Maya referma doucement la porte. Elle claquait trop mal les portes. Elle laissait derrière elle tout un univers, une fusion ratée, une fission presque achevée. Est-ce que Paul était un autre depuis ce jour pluvieux où elle l'avait rencontré sous un abris-bus raturé de graffitis ? Ou s'agissait-il d'une lente et sinueuse métamorphose, une sorte de mue, semblable à celle d'un serpent ? Consciente de son étouffante ou admirable constance, Maya mourrait d'envie d'effacer l'hypothèse d'une fêlure due à sa propre transformation. Elle sourit à l'idée qu'au final, quitter son couple la rendait autre. Maya laissa le métro l'emporter.

- Je suis presque toute neuve, murmura-t-elle.

- Ça se discute, rétorqua l'homme assis en face et qu'elle croyait assoupi. Elle demeura silencieuse, s'attendant à une forme d'explication.

- Tu cogites trop pour être née de la dernière pluie. Même en parlant, il conservait son air endormi mais Maya s'aperçut qu'il souriait faiblement. Subitement, elle apprécia cet inconnu qui s'autorisait à la résumer en quelques mots. Elle admirait sa concision et son front labouré de rides en forme de rivières. Elle contempla les quelques gouttes d'eau qui pleuraient sur la vitre du métro.
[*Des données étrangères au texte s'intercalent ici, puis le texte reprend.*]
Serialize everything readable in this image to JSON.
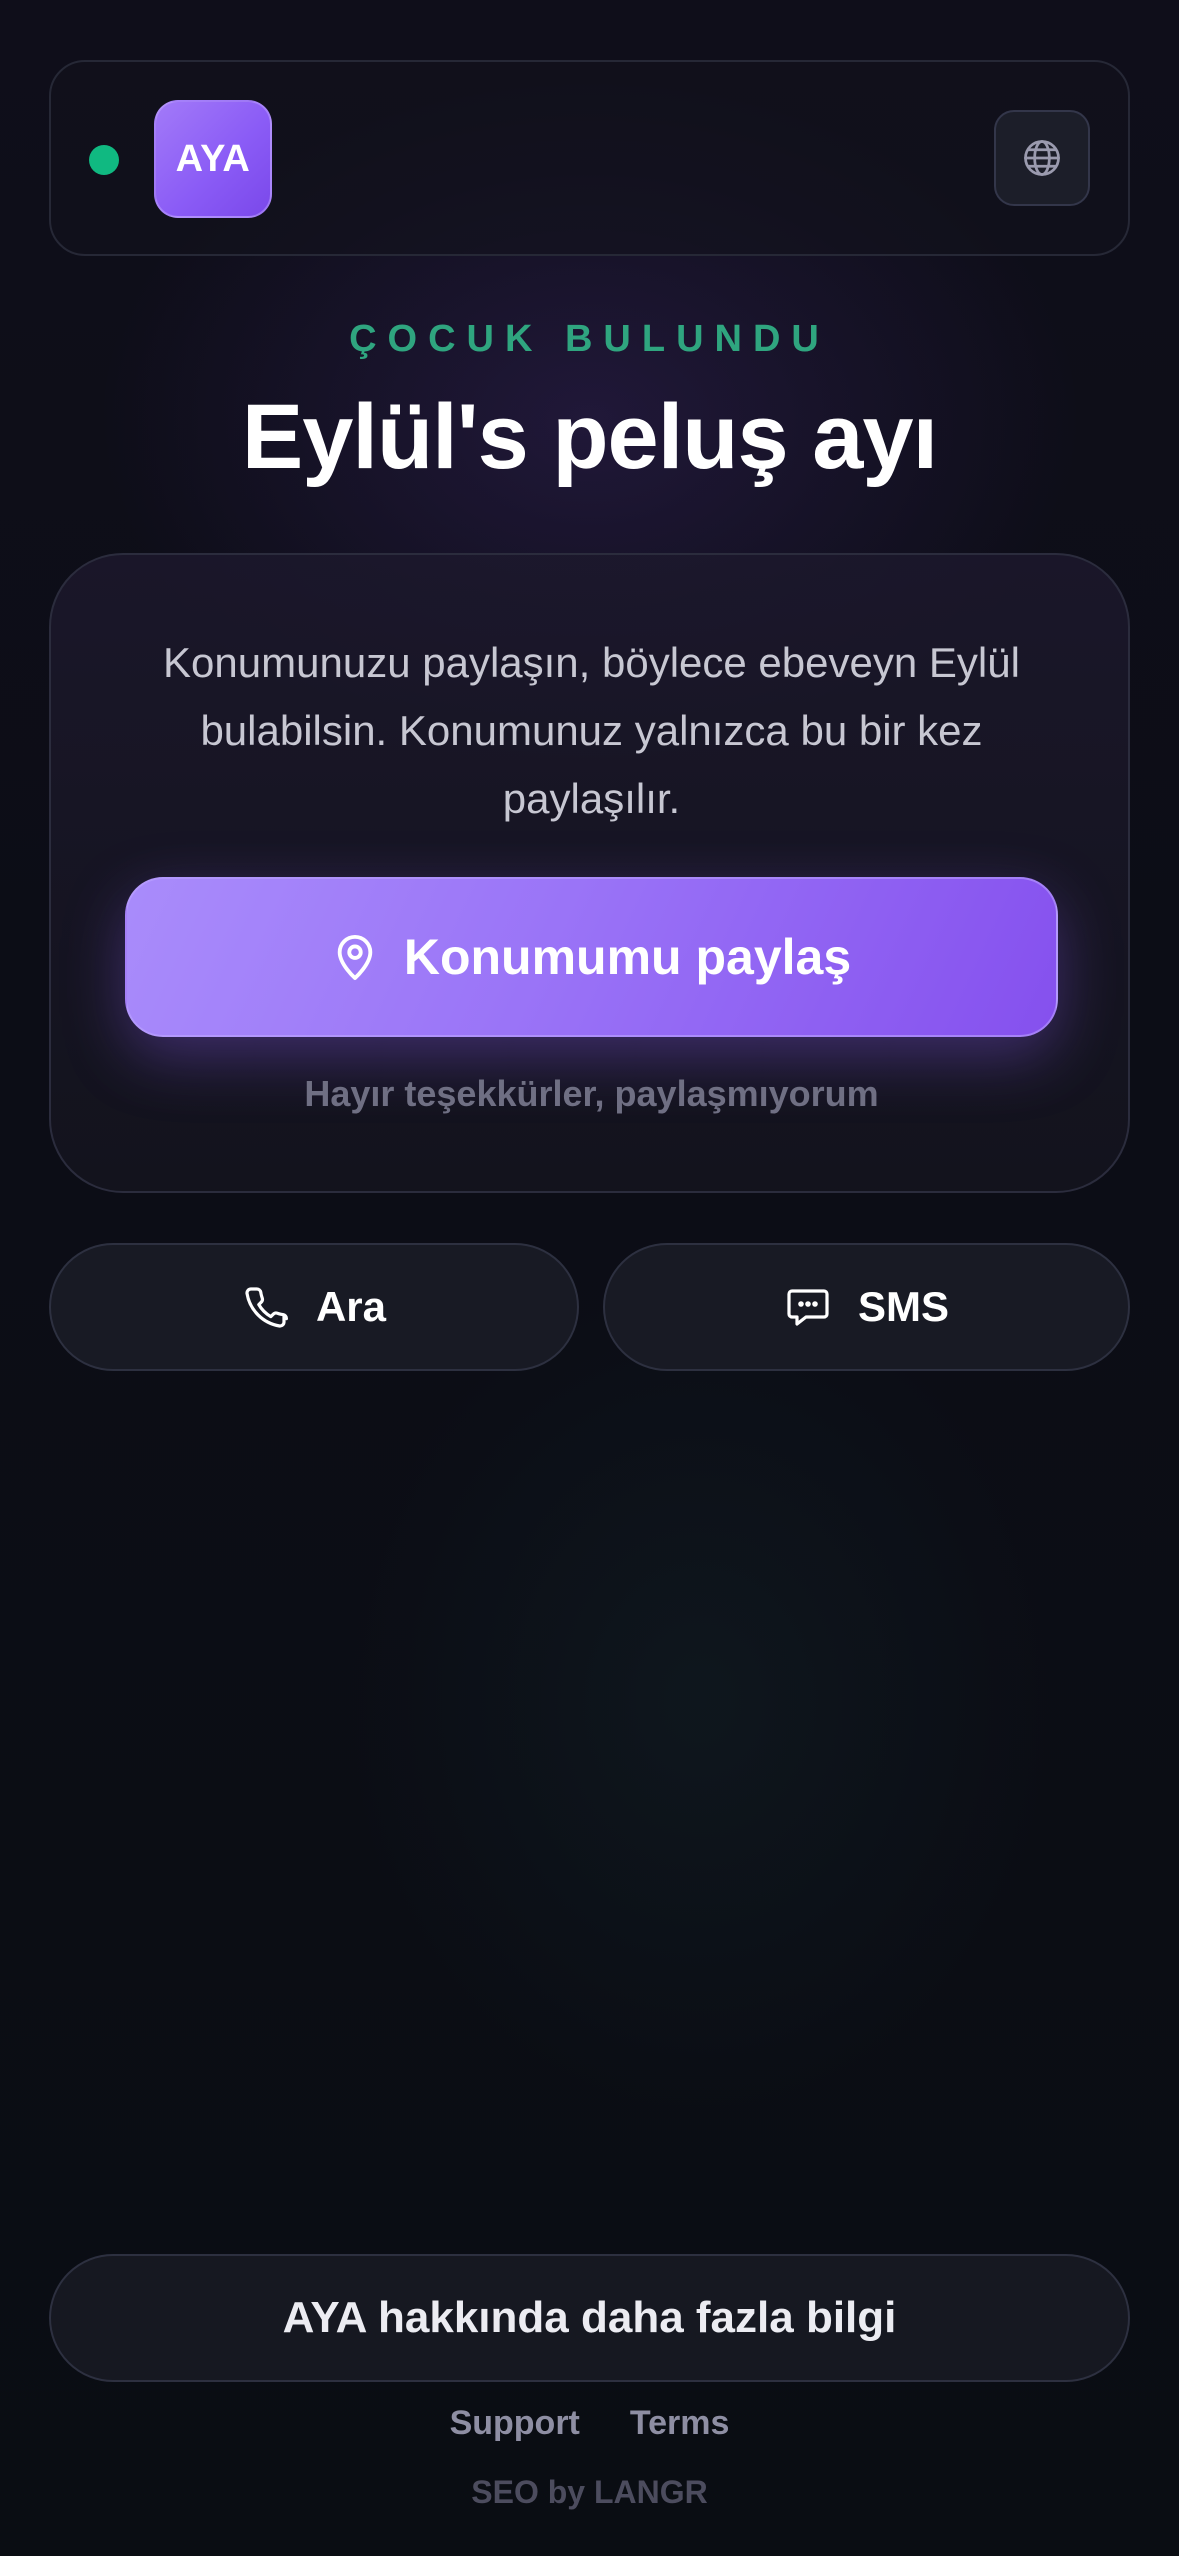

À l'heure où la nuit voile l'identité, où les certitudes sont masquées par un épais brouillard, où les angoisses doublent de volume, Paul gravit les marches à reculons. Il redoutait le visage doux de Maya, noirci par son regard trop dur. Il se savait incapable de se raconter ou de s’expliquer et pourtant le silence de Maya, semblable à un hurlement, l’écrasait. Lorsqu’il ouvrit la porte, le ficus, habituellement placé dans un coin du salon, gisait au centre de la pièce.  L’intégralité de ses feuilles, soigneusement arrachées, jonchaient le sol. Dépouillé, squelettique et dénué de brillance, le ficus avait rendu l’âme. Paul dispersa doucement les feuilles malmenées du bout du pied. Sur le parquet, une craie avait écrit : Laisse-le ainsi, à notre image. J’en replanterai un autre ailleurs, plus robuste. M.